Le rivoluzioni del 1989 e la fine della guerra fredda
Valentine Lomellini ne parlerà stamane al Grande
Fino al 1989 il mondo era diviso in due, i Paesi europei e gli Stati Uniti da un lato, il blocco comunista dall’altro. Poi cadde il Muro di Berlino, in pochi mesi vennero ridisegnati le cartine geografiche e i confini mentali. Sarà Valentine Lomellini professore associato dell’Università di Padova, a condurre questa mattina (ore 11) l’ultimo appuntamento con le Lezioni di Storia — organizzate da Fondazione del Teatro Grande in collaborazione con gli Editori Laterza — il ciclo di incontri che ha richiamato un pubblico entusiasta nella Sala Grande del Teatro. 1989. La rivoluzione democratica è il titolo dell’intervento.
«Più che di una rivoluzione ritengo si debba parlare di una serie di rivoluzioni. Noi pensiamo al blocco sovietico come un monolite, ma le cose andarono diversamente e quella data costituisce l’apice di un processo iniziato prima.
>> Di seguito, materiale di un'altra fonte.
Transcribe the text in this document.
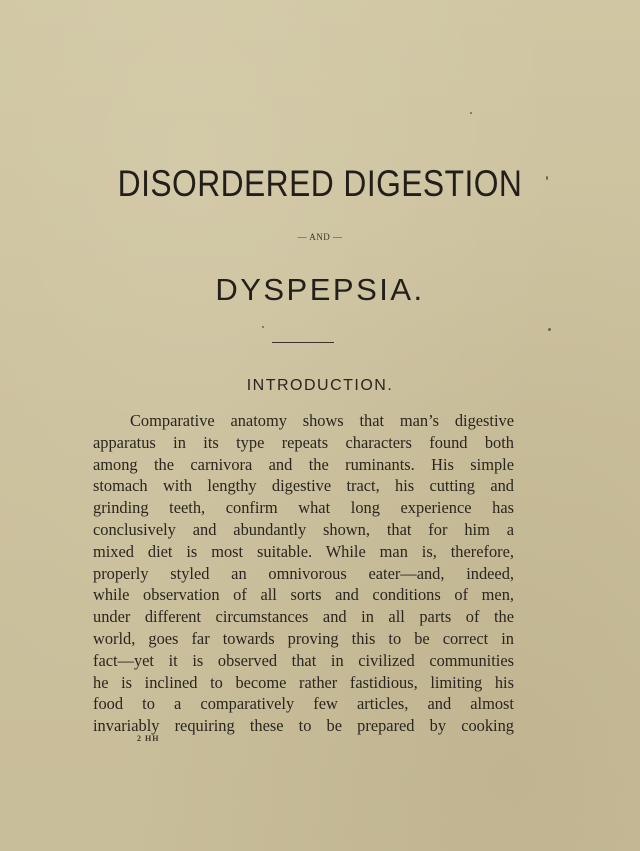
DISORDERED DIGESTION
— AND —
DYSPEPSIA.
INTRODUCTION.
Comparative anatomy shows that man’s digestive
apparatus in its type repeats characters found both
among the carnivora and the ruminants. His simple
stomach with lengthy digestive tract, his cutting and
grinding teeth, confirm what long experience has
conclusively and abundantly shown, that for him a
mixed diet is most suitable. While man is, therefore,
properly styled an omnivorous eater—and, indeed,
while observation of all sorts and conditions of men,
under different circumstances and in all parts of the
world, goes far towards proving this to be correct in
fact—yet it is observed that in civilized communities
he is inclined to become rather fastidious, limiting his
food to a comparatively few articles, and almost
invariably requiring these to be prepared by cooking
2 HH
Penso al riformismo gorbacioviano, alla Polonia che è stato il primo Paese a dare segnali di insofferenza dei confronti del comunismo sovietico, alla Repubblica democratica tedesca alle prese con le dinamiche legate all’esodo verso occidente, senza dimenticare Cecoslovacchia e Ungheria che avevano iniziato un lento processo di democratizzazione».
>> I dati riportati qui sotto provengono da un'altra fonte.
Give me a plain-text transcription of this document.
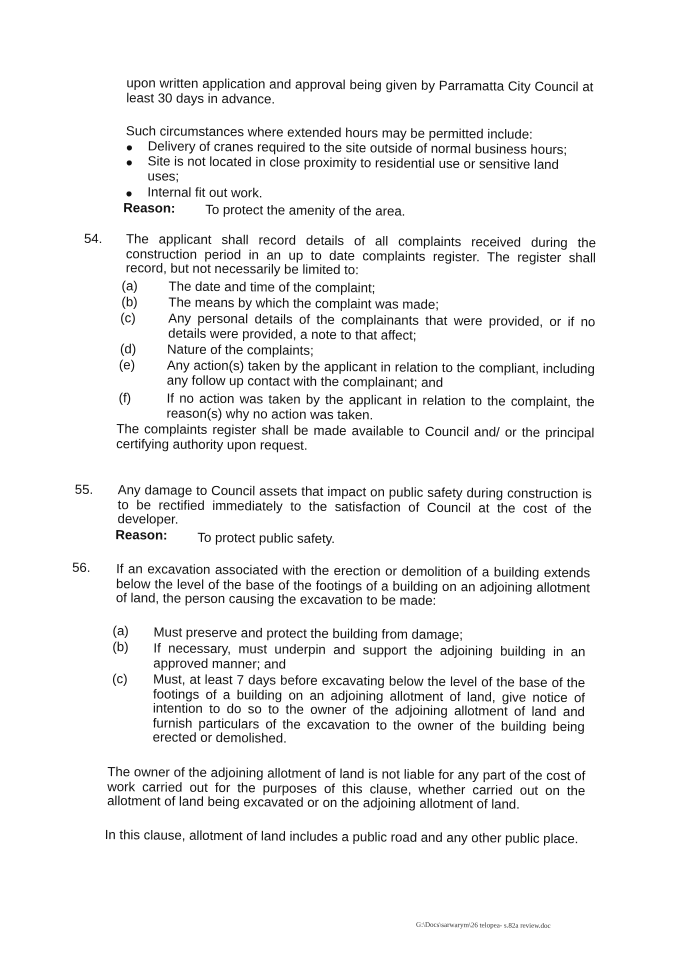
upon written application and approval being given by Parramatta City Council at least 30 days in advance.
Such circumstances where extended hours may be permitted include:
● Delivery of cranes required to the site outside of normal business hours;
● Site is not located in close proximity to residential use or sensitive land uses;
● Internal fit out work.
Reason: To protect the amenity of the area.
54. The applicant shall record details of all complaints received during the construction period in an up to date complaints register. The register shall record, but not necessarily be limited to:
(a) The date and time of the complaint;
(b) The means by which the complaint was made;
(c) Any personal details of the complainants that were provided, or if no details were provided, a note to that affect;
(d) Nature of the complaints;
(e) Any action(s) taken by the applicant in relation to the compliant, including any follow up contact with the complainant; and
(f)	If no action was taken by the applicant in relation to the complaint, the reason(s) why no action was taken.
The complaints register shall be made available to Council and/ or the principal certifying authority upon request.
55. Any damage to Council assets that impact on public safety during construction is to be rectified immediately to the satisfaction of Council at the cost of the developer.
Reason: To protect public safety.
56. If an excavation associated with the erection or demolition of a building extends below the level of the base of the footings of a building on an adjoining allotment of land, the person causing the excavation to be made:
(a) Must preserve and protect the building from damage;
(b) If necessary, must underpin and support the adjoining building in an approved manner; and
(c) Must, at least 7 days before excavating below the level of the base of the footings of a building on an adjoining allotment of land, give notice of intention to do so to the owner of the adjoining allotment of land and furnish particulars of the excavation to the owner of the building being erected or demolished.
The owner of the adjoining allotment of land is not liable for any part of the cost of work carried out for the purposes of this clause, whether carried out on the allotment of land being excavated or on the adjoining allotment of land.
In this clause, allotment of land includes a public road and any other public place.
G:\Docs\sarwarym\26 telopea- s.82a review.doc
Fukuyama aveva decretato la «fine della storia». Ora invece sembra un altro inizio.
«La fine del bipolarismo venne percepita come la vittoria del capitalismo neoliberistico, ma la crisi del comunismo ha lasciato un vuoto, non c’era più uno Stato, un potenza antagonista e concorrenziale. A complicare il quadro, si sono inseriti fenomeni transnazionali come il tramonto delle ideologie e il terrorismo, che in verità affonda le sue radici negli anno 70».
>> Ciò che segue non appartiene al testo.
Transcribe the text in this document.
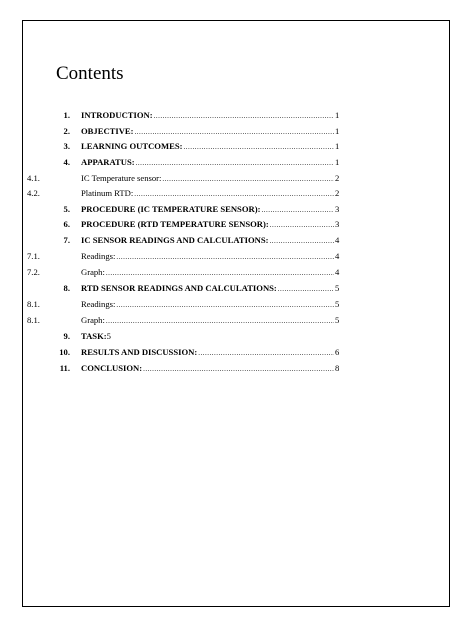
Contents
1. INTRODUCTION: .....	1
2. OBJECTIVE: .....	1
3. LEARNING OUTCOMES: .....	1
4. APPARATUS: .....	1
4.1.	IC Temperature sensor: .....	2
4.2.	Platinum RTD: .....	2
5. PROCEDURE (IC TEMPERATURE SENSOR): .....	3
6. PROCEDURE (RTD TEMPERATURE SENSOR): .....	3
7. IC SENSOR READINGS AND CALCULATIONS: .....	4
7.1.	Readings: .....	4
7.2.	Graph: .....	4
8. RTD SENSOR READINGS AND CALCULATIONS: .....	5
8.1.	Readings: .....	5
8.1.	Graph: .....	5
9. TASK: 5
10. RESULTS AND DISCUSSION: .....	6
11. CONCLUSION: .....	8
L’epoca globale ha poi riattivato i nazionalismi.
«Questo nel lungo periodo. La disgregazione della Jugoslavia è un caso a parte. La questione dei flussi migratori ha risvegliato nei Paesi dell’Est le spinte nazionaliste che erano sepolte sotto la cenere dell’internazionalismo proletario».
Che futuro ci aspetta?
«La fine del comunismo aveva aperto grandi speranze per la creazione di un nuovo ordine internazionale soprattutto per quanto riguarda tutela dei diritti umani e ruolo delle Nazioni Unite nella controversie internazionali. Non è stato così purtroppo. Il futuro è da scoprire».
Elena Vanni leggerà alcuni brani. Biglietto 8 euro.